With sidechains we can raise the transactions per second even higher. We can get to where Visa and MasterCard are today in terms of raw transactions per second, and this is not just a crypto dream, it’s a reality.

Side note: because we are implementing Proton using EOSIO, we do not have to face our own blockchain gas fees. In an earlier Ethereum vision of this new XID product, the cost of maintaining the blockchain became a significant factor. In fact, in our case, these fees will now be beneficial to Proton as they will help fund the Proton network (the example of SuperMan 3 comes to mind).

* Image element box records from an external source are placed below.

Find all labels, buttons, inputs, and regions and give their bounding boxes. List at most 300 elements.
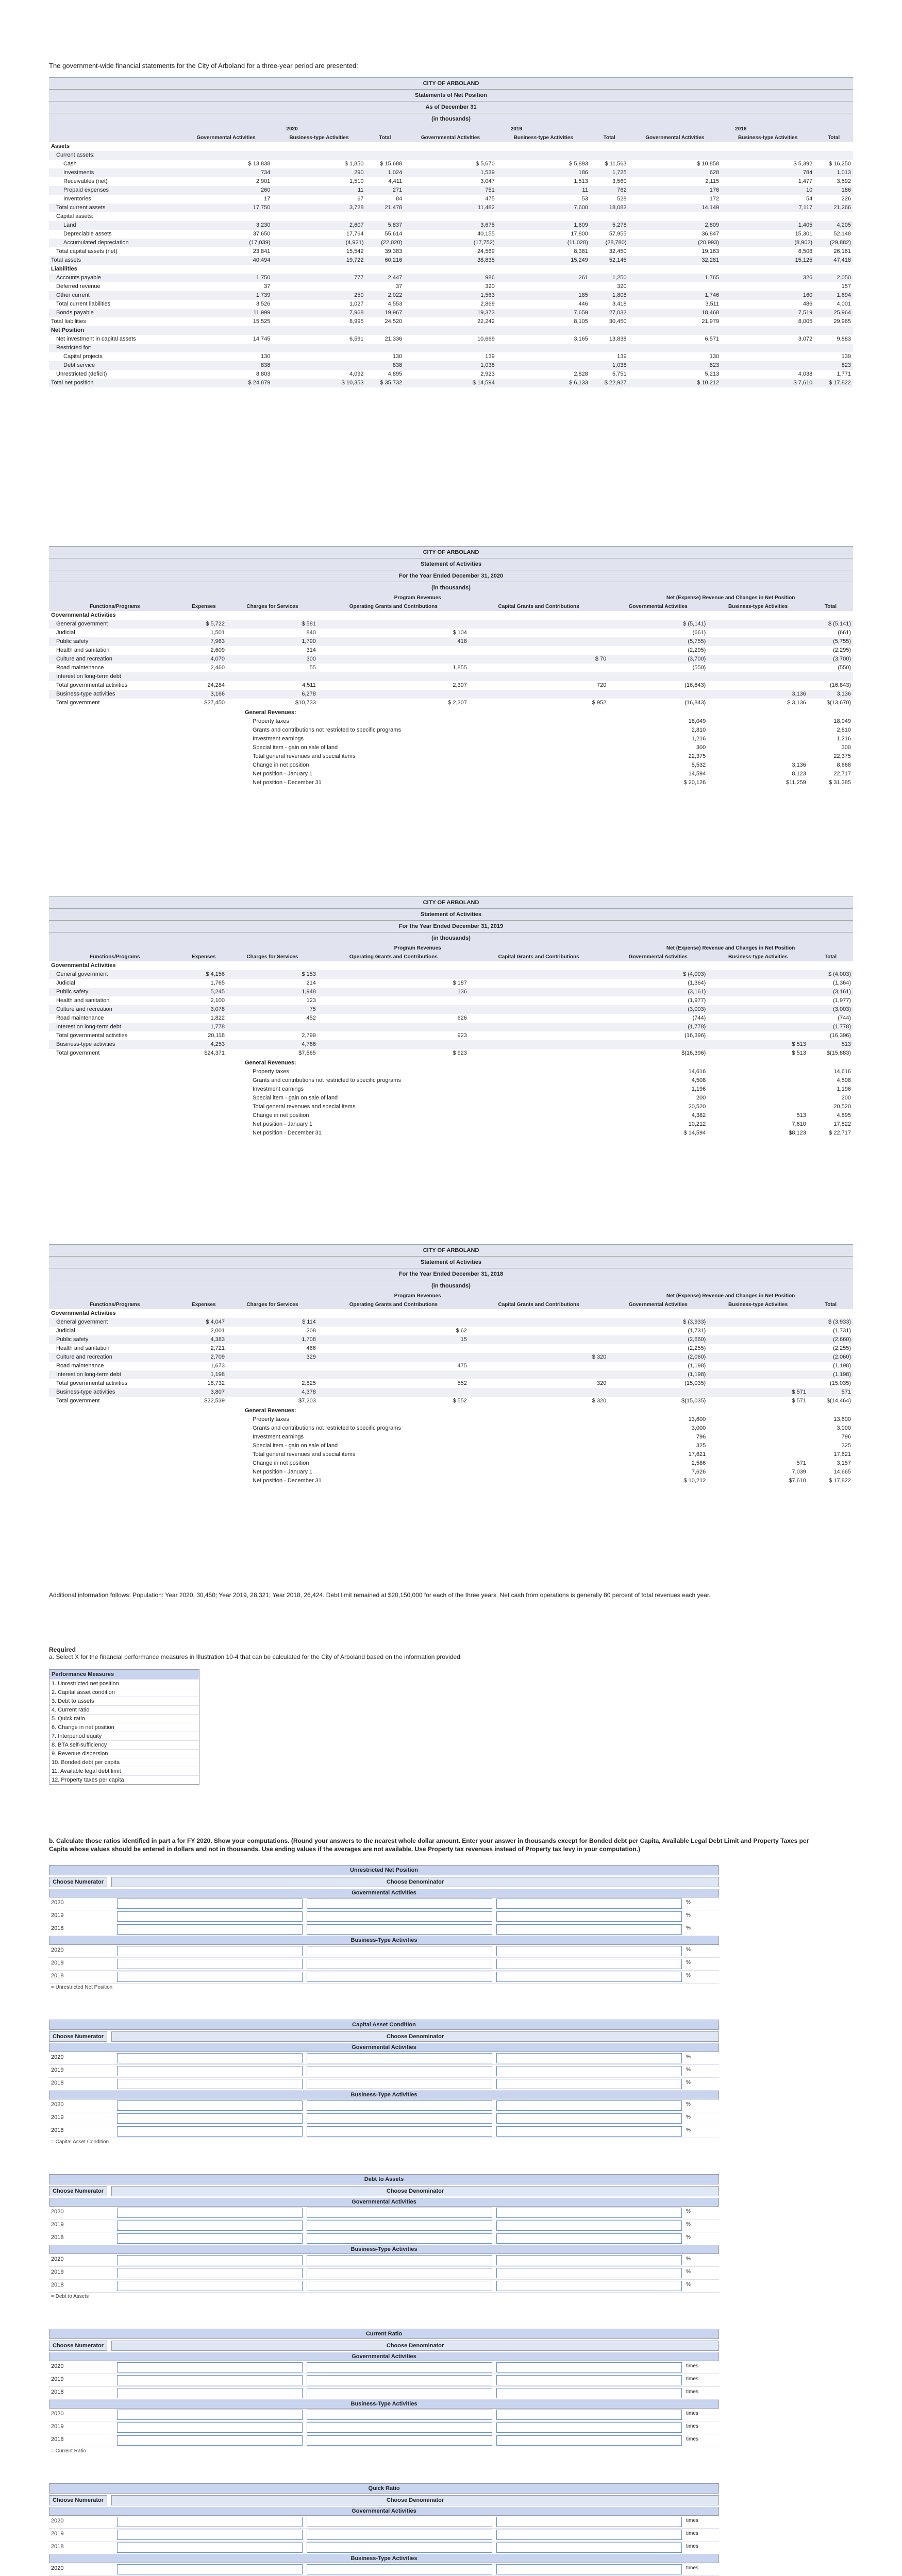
- denominator-input[interactable]: [307, 2268, 492, 2278]
- gen-rev-cell: [708, 743, 808, 752]
- act-cell: (744): [692, 1015, 706, 1021]
- ratio-year-label: 2018: [51, 1925, 64, 1931]
- ratio-block: [49, 2483, 719, 2576]
- np-cell: 1,250: [590, 274, 629, 282]
- act-cell: (2,255): [688, 1345, 706, 1351]
- act-program-rev-header: Program Revenues: [227, 594, 608, 602]
- np-cell: 4,001: [837, 301, 851, 307]
- denominator-input[interactable]: [307, 2388, 492, 2398]
- numerator-input[interactable]: [117, 2388, 303, 2398]
- act-cell: 3,136: [808, 690, 853, 699]
- np-cell: [497, 352, 590, 361]
- gen-rev-cell: 18,049: [833, 718, 851, 724]
- gen-rev-cell: 13,600: [688, 1416, 706, 1422]
- np-cell: 37: [395, 283, 403, 290]
- numerator-input[interactable]: [117, 2543, 303, 2553]
- act-cell: 2,721: [210, 1345, 225, 1351]
- numerator-input[interactable]: [117, 2053, 303, 2063]
- gen-rev-cell: $7,610: [789, 1478, 806, 1484]
- gen-rev-cell: [608, 708, 708, 717]
- np-cell: 10: [721, 186, 814, 195]
- act-cell: (550): [692, 665, 706, 671]
- act-cell: [469, 979, 608, 988]
- numerator-input[interactable]: [117, 2100, 303, 2111]
- np-cell: 838: [180, 361, 273, 370]
- numerator-input[interactable]: [117, 2126, 303, 2137]
- act-cell: [708, 1309, 808, 1318]
- result-input[interactable]: [496, 2388, 682, 2398]
- act-cell: [469, 690, 608, 699]
- gen-rev-cell: 3,000: [837, 1425, 851, 1431]
- act-row: [49, 1014, 853, 1023]
- np-cell: 1,405: [721, 221, 814, 230]
- act-cell: [469, 629, 608, 637]
- numerator-input[interactable]: [117, 1972, 303, 1982]
- np-cell: 320: [485, 283, 495, 290]
- numerator-input[interactable]: [117, 2530, 303, 2540]
- result-input[interactable]: [496, 2066, 682, 2076]
- np-cell: 1,563: [404, 291, 497, 300]
- np-year-header: 2018: [629, 125, 853, 133]
- gen-rev-cell: 1,196: [691, 1086, 706, 1092]
- result-input[interactable]: [496, 1911, 682, 1922]
- gen-rev-label: Grants and contributions not restricted to specific programs: [253, 1425, 401, 1431]
- gen-rev-cell: [708, 1059, 808, 1067]
- result-input[interactable]: [496, 1899, 682, 1909]
- np-cell: (22,020): [366, 239, 405, 247]
- np-row-label: Accumulated depreciation: [49, 239, 180, 247]
- ratio-section-header: Business-Type Activities: [49, 1936, 719, 1945]
- gen-rev-cell: [708, 717, 808, 726]
- np-cell: 47,418: [814, 256, 853, 265]
- act-row: [49, 1040, 853, 1049]
- denominator-input[interactable]: [307, 2543, 492, 2553]
- choose-denominator-label: Choose Denominator: [111, 2186, 719, 2196]
- act-cell: (661): [838, 630, 851, 636]
- ratio-year-label: 2018: [51, 1973, 64, 1979]
- result-input[interactable]: [496, 2543, 682, 2553]
- act-net-exp-header: Net (Expense) Revenue and Changes in Net Position: [608, 594, 853, 602]
- numerator-input[interactable]: [117, 2268, 303, 2278]
- act-cell: 4,378: [227, 1388, 318, 1397]
- act-cell: [318, 961, 469, 970]
- np-cell: 176: [629, 186, 722, 195]
- act-row-label: Road maintenance: [56, 665, 104, 671]
- ratio-unit: %: [686, 1912, 691, 1918]
- act-cell: 571: [808, 1388, 853, 1397]
- numerator-input[interactable]: [117, 2422, 303, 2433]
- numerator-input[interactable]: [117, 2255, 303, 2265]
- result-input[interactable]: [496, 2422, 682, 2433]
- np-cell: (28,780): [590, 239, 629, 247]
- act-cell: $ 552: [453, 1398, 467, 1404]
- result-input[interactable]: [496, 2100, 682, 2111]
- performance-measure-item[interactable]: 1. Unrestricted net position: [49, 1679, 199, 1688]
- gen-rev-cell: $ 14,594: [683, 1130, 706, 1136]
- np-row-label: Net Position: [49, 326, 180, 335]
- performance-measure-item[interactable]: 12. Property taxes per capita: [49, 1775, 199, 1784]
- denominator-input[interactable]: [307, 2208, 492, 2218]
- np-cell: 2,050: [814, 274, 853, 282]
- act-program-rev-header: Program Revenues: [227, 1292, 608, 1300]
- result-input[interactable]: [496, 1972, 682, 1982]
- gen-rev-row: [49, 1094, 853, 1103]
- act-cell: $ 114: [227, 1318, 318, 1327]
- np-row-label: Bonds payable: [49, 309, 180, 317]
- gen-rev-cell: [608, 1406, 708, 1415]
- np-row: [49, 370, 853, 379]
- act-cell: (16,843): [830, 682, 851, 688]
- gen-rev-cell: [708, 1415, 808, 1424]
- act-cell: $ 513: [708, 1040, 808, 1049]
- np-cell: 7,600: [497, 204, 590, 212]
- result-input[interactable]: [496, 2221, 682, 2231]
- ratio-year-row: [49, 1945, 719, 1958]
- np-cell: 13,838: [609, 336, 627, 342]
- np-cell: [272, 326, 365, 335]
- np-cell: 23,841: [253, 248, 271, 255]
- np-cell: (20,993): [629, 239, 722, 247]
- np-cell: 21,266: [814, 204, 853, 212]
- np-col-header: Total: [814, 133, 853, 142]
- act-row: [49, 690, 853, 699]
- result-input[interactable]: [496, 1924, 682, 1935]
- np-cell: 186: [497, 168, 590, 177]
- performance-measure-item[interactable]: 4. Current ratio: [49, 1705, 199, 1714]
- numerator-input[interactable]: [117, 2233, 303, 2244]
- np-cell: 24,569: [477, 248, 495, 255]
- denominator-input[interactable]: [307, 2422, 492, 2433]
- denominator-input[interactable]: [307, 1899, 492, 1909]
- np-cell: 320: [617, 283, 627, 290]
- denominator-input[interactable]: [307, 2410, 492, 2420]
- act-cell: 923: [457, 1032, 467, 1039]
- act-row: [49, 1379, 853, 1388]
- act-cell: [318, 1318, 469, 1327]
- ratio-year-label: 2018: [51, 2389, 64, 2395]
- numerator-input[interactable]: [117, 2362, 303, 2372]
- numerator-input[interactable]: [117, 2410, 303, 2420]
- ratio-year-label: 2019: [51, 2531, 64, 2537]
- performance-measure-item[interactable]: 11. Available legal debt limit: [49, 1767, 199, 1775]
- np-row-label: Net investment in capital assets: [56, 336, 136, 342]
- np-cell: 38,835: [404, 256, 497, 265]
- np-cell: $ 17,822: [814, 379, 853, 387]
- act-cell: $ 320: [592, 1398, 607, 1404]
- result-input[interactable]: [496, 2410, 682, 2420]
- denominator-input[interactable]: [307, 2530, 492, 2540]
- ratio-year-row: [49, 2052, 719, 2065]
- gen-rev-cell: 3,000: [691, 1425, 706, 1431]
- denominator-input[interactable]: [307, 2362, 492, 2372]
- denominator-input[interactable]: [307, 2221, 492, 2231]
- choose-numerator-label: Choose Numerator: [49, 1877, 107, 1887]
- result-input[interactable]: [496, 2208, 682, 2218]
- np-units: (in thousands): [49, 113, 853, 125]
- act-cell: $(16,396): [681, 1050, 706, 1056]
- np-blank-header: [49, 125, 180, 133]
- numerator-input[interactable]: [117, 2564, 303, 2574]
- gen-rev-row: [49, 752, 853, 761]
- act-cell: [469, 1005, 608, 1014]
- act-row-label: General government: [49, 620, 181, 629]
- act-cell: $ 70: [469, 655, 608, 664]
- gen-rev-row: [49, 1111, 853, 1120]
- denominator-input[interactable]: [307, 2564, 492, 2574]
- denominator-input[interactable]: [307, 1959, 492, 1969]
- denominator-input[interactable]: [307, 2053, 492, 2063]
- np-cell: [721, 326, 814, 335]
- numerator-input[interactable]: [117, 2113, 303, 2124]
- result-input[interactable]: [496, 2233, 682, 2244]
- act-cell: 24,284: [207, 682, 225, 688]
- gen-rev-cell: 20,520: [833, 1104, 851, 1110]
- denominator-input[interactable]: [307, 1911, 492, 1922]
- gen-rev-label: Net position - December 31: [253, 1478, 322, 1484]
- denominator-input[interactable]: [307, 1946, 492, 1956]
- numerator-input[interactable]: [117, 2079, 303, 2089]
- np-cell: [629, 265, 722, 274]
- np-cell: 2,115: [705, 178, 720, 184]
- gen-rev-cell: 7,626: [691, 1469, 706, 1475]
- result-input[interactable]: [496, 2517, 682, 2527]
- np-cell: 1,024: [366, 168, 405, 177]
- act-cell: [469, 1309, 608, 1318]
- act-cell: [708, 672, 808, 681]
- denominator-input[interactable]: [307, 1972, 492, 1982]
- act-col-header: Operating Grants and Contributions: [318, 953, 469, 961]
- numerator-input[interactable]: [117, 2208, 303, 2218]
- act-cell: [708, 1379, 808, 1388]
- act-cell: [318, 1023, 469, 1031]
- numerator-input[interactable]: [117, 1946, 303, 1956]
- numerator-input[interactable]: [117, 2281, 303, 2291]
- np-row: [49, 230, 853, 239]
- np-cell: 19,373: [404, 309, 497, 317]
- np-cell: [721, 265, 814, 274]
- numerator-input[interactable]: [117, 2221, 303, 2231]
- act-cell: [608, 1309, 708, 1318]
- gen-rev-cell: 325: [696, 1443, 706, 1449]
- denominator-input[interactable]: [307, 2517, 492, 2527]
- denominator-input[interactable]: [307, 2435, 492, 2446]
- denominator-input[interactable]: [307, 2281, 492, 2291]
- gen-rev-label: Net position - January 1: [253, 1469, 313, 1475]
- gen-rev-cell: 20,520: [688, 1104, 706, 1110]
- act-cell: [318, 1344, 469, 1353]
- result-input[interactable]: [496, 2530, 682, 2540]
- ratio-year-label: 2020: [51, 1900, 64, 1906]
- denominator-input[interactable]: [307, 2079, 492, 2089]
- act-cell: 1,198: [181, 1370, 227, 1379]
- performance-measure-item[interactable]: 6. Change in net position: [49, 1723, 199, 1732]
- numerator-input[interactable]: [117, 2517, 303, 2527]
- denominator-input[interactable]: [307, 2233, 492, 2244]
- np-cell: [629, 151, 722, 160]
- ratio-result-label: = Debt to Assets: [51, 2294, 89, 2299]
- act-cell: 214: [306, 980, 316, 986]
- np-cell: [272, 212, 365, 221]
- ratio-section-header: Governmental Activities: [49, 1889, 719, 1897]
- gen-rev-row: [49, 1120, 853, 1129]
- activities-statement-2018: [49, 1244, 853, 1485]
- act-cell: 18,732: [207, 1380, 225, 1386]
- numerator-input[interactable]: [117, 1911, 303, 1922]
- ratio-section-header: Governmental Activities: [49, 2043, 719, 2052]
- performance-measure-item[interactable]: 5. Quick ratio: [49, 1714, 199, 1723]
- np-cell: 3,165: [574, 336, 588, 342]
- ratio-unit: %: [686, 1925, 691, 1931]
- performance-measure-item[interactable]: 7. Interperiod equity: [49, 1732, 199, 1740]
- act-cell: [708, 620, 808, 629]
- result-input[interactable]: [496, 2255, 682, 2265]
- numerator-input[interactable]: [117, 1899, 303, 1909]
- np-cell: [404, 344, 497, 352]
- act-cell: [608, 611, 708, 620]
- np-cell: [404, 212, 497, 221]
- gen-rev-cell: [708, 708, 808, 717]
- performance-measure-item[interactable]: 3. Debt to assets: [49, 1697, 199, 1705]
- act-cell: [708, 681, 808, 690]
- act-cell: [181, 1309, 227, 1318]
- act-row: [49, 979, 853, 988]
- performance-measure-item[interactable]: 9. Revenue dispersion: [49, 1749, 199, 1758]
- result-input[interactable]: [496, 2268, 682, 2278]
- gen-rev-cell: [708, 1433, 808, 1442]
- act-cell: [808, 1309, 853, 1318]
- act-cell: [469, 611, 608, 620]
- act-cell: [708, 996, 808, 1005]
- gen-rev-label: Net position - December 31: [253, 779, 322, 786]
- np-cell: [497, 212, 590, 221]
- numerator-input[interactable]: [117, 2375, 303, 2385]
- act-cell: [469, 1370, 608, 1379]
- act-cell: [469, 961, 608, 970]
- act-cell: [469, 1318, 608, 1327]
- np-cell: $ 24,879: [180, 379, 273, 387]
- numerator-input[interactable]: [117, 2435, 303, 2446]
- ratio-year-label: 2018: [51, 2436, 64, 2443]
- np-cell: 838: [366, 361, 405, 370]
- np-row: [49, 168, 853, 177]
- numerator-input[interactable]: [117, 1959, 303, 1969]
- np-cell: 139: [485, 353, 495, 360]
- act-cell: [808, 961, 853, 970]
- act-cell: $ 513: [792, 1050, 806, 1056]
- np-cell: 17: [264, 196, 271, 202]
- np-cell: $ 5,670: [476, 161, 495, 167]
- performance-measure-item[interactable]: 2. Capital asset condition: [49, 1688, 199, 1697]
- result-input[interactable]: [496, 2126, 682, 2137]
- act-cell: [469, 1388, 608, 1397]
- act-row: [49, 620, 853, 629]
- numerator-input[interactable]: [117, 1924, 303, 1935]
- denominator-input[interactable]: [307, 2255, 492, 2265]
- act-cell: [708, 655, 808, 664]
- np-cell: 40,494: [180, 256, 273, 265]
- choose-denominator-label: Choose Denominator: [111, 2341, 719, 2351]
- result-input[interactable]: [496, 2079, 682, 2089]
- np-cell: (11,028): [497, 239, 590, 247]
- ratio-unit: times: [686, 2424, 698, 2429]
- result-input[interactable]: [496, 2281, 682, 2291]
- act-cell: (1,198): [808, 1370, 853, 1379]
- np-cell: 446: [578, 301, 588, 307]
- np-cell: 3,728: [272, 204, 365, 212]
- denominator-input[interactable]: [307, 2113, 492, 2124]
- np-cell: 21,979: [701, 318, 720, 325]
- act-row: [49, 996, 853, 1005]
- gen-rev-label: Change in net position: [253, 1112, 309, 1118]
- np-cell: [404, 151, 497, 160]
- np-cell: [497, 151, 590, 160]
- gen-rev-cell: $8,123: [789, 1130, 806, 1136]
- denominator-input[interactable]: [307, 2066, 492, 2076]
- np-cell: 29,965: [833, 318, 851, 325]
- result-input[interactable]: [496, 1946, 682, 1956]
- np-cell: [814, 344, 853, 352]
- performance-measure-item[interactable]: 10. Bonded debt per capita: [49, 1758, 199, 1767]
- np-cell: [629, 212, 722, 221]
- ratio-unit: times: [686, 2436, 698, 2442]
- np-cell: [721, 344, 814, 352]
- ratio-year-row: [49, 2374, 719, 2387]
- np-cell: 2,901: [256, 178, 271, 184]
- act-row-label: Business-type activities: [49, 690, 181, 699]
- np-cell: [272, 344, 365, 352]
- result-input[interactable]: [496, 2362, 682, 2372]
- denominator-input[interactable]: [307, 2375, 492, 2385]
- result-input[interactable]: [496, 2435, 682, 2446]
- denominator-input[interactable]: [307, 2100, 492, 2111]
- numerator-input[interactable]: [117, 2066, 303, 2076]
- ratio-title: Debt to Assets: [49, 2174, 719, 2184]
- ratio-section-header: Business-Type Activities: [49, 2400, 719, 2409]
- result-input[interactable]: [496, 2375, 682, 2385]
- act-cell: 208: [306, 1328, 316, 1334]
- np-cell: 11: [272, 186, 365, 195]
- ratio-year-row: [49, 2529, 719, 2541]
- gen-rev-cell: [708, 1406, 808, 1415]
- act-row: [49, 1005, 853, 1014]
- act-units: (in thousands): [49, 582, 853, 594]
- denominator-input[interactable]: [307, 2126, 492, 2137]
- act-row: [49, 1397, 853, 1405]
- act-row-label: Judicial: [56, 980, 75, 986]
- gen-rev-label: Grants and contributions not restricted to specific programs: [253, 1077, 401, 1083]
- result-input[interactable]: [496, 2053, 682, 2063]
- np-subtitle: Statements of Net Position: [49, 89, 853, 101]
- act-cell: 4,511: [302, 682, 316, 688]
- act-cell: (1,778): [608, 1023, 708, 1031]
- result-input[interactable]: [496, 1959, 682, 1969]
- result-input[interactable]: [496, 2113, 682, 2124]
- ratio-year-label: 2018: [51, 2282, 64, 2288]
- np-row-label: Receivables (net): [63, 178, 108, 184]
- act-cell: 1,822: [210, 1015, 225, 1021]
- act-cell: [227, 1370, 318, 1379]
- act-blank-header: [49, 1292, 227, 1300]
- act-cell: 1,501: [210, 630, 225, 636]
- result-input[interactable]: [496, 2564, 682, 2574]
- act-cell: (744): [838, 1015, 851, 1021]
- ratio-section-header: Business-Type Activities: [49, 2554, 719, 2563]
- performance-measure-item[interactable]: 8. BTA self-sufficiency: [49, 1740, 199, 1749]
- gen-rev-cell: 5,532: [691, 762, 706, 768]
- ratio-year-row: [49, 2099, 719, 2112]
- gen-rev-row: [49, 1450, 853, 1459]
- denominator-input[interactable]: [307, 1924, 492, 1935]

Lastly, let’s talk about whitelisting. I really do not want random people to ask me to confirm transactions I did not do. To solve this, we can simply have a system where you whitelist the vendor. In practice this could be as simple as scanning a QR code or confirming a link, and because all the participants in the payment side of Proton would need to be KYC’ed, if a spammer did emerge, they could easily be shut down by the block producer custodians of the chain.

Conclusion

Proton is being released as its own fully featured permissionless public blockchain, complete with apps, and mobile and desktop wallets. At its core is the simple but extremely powerful concept of just “paying with your name”. Long gone are the days of giving every merchant you’ve ever shopped with the keys to your bank, time to take back control, time for Proton.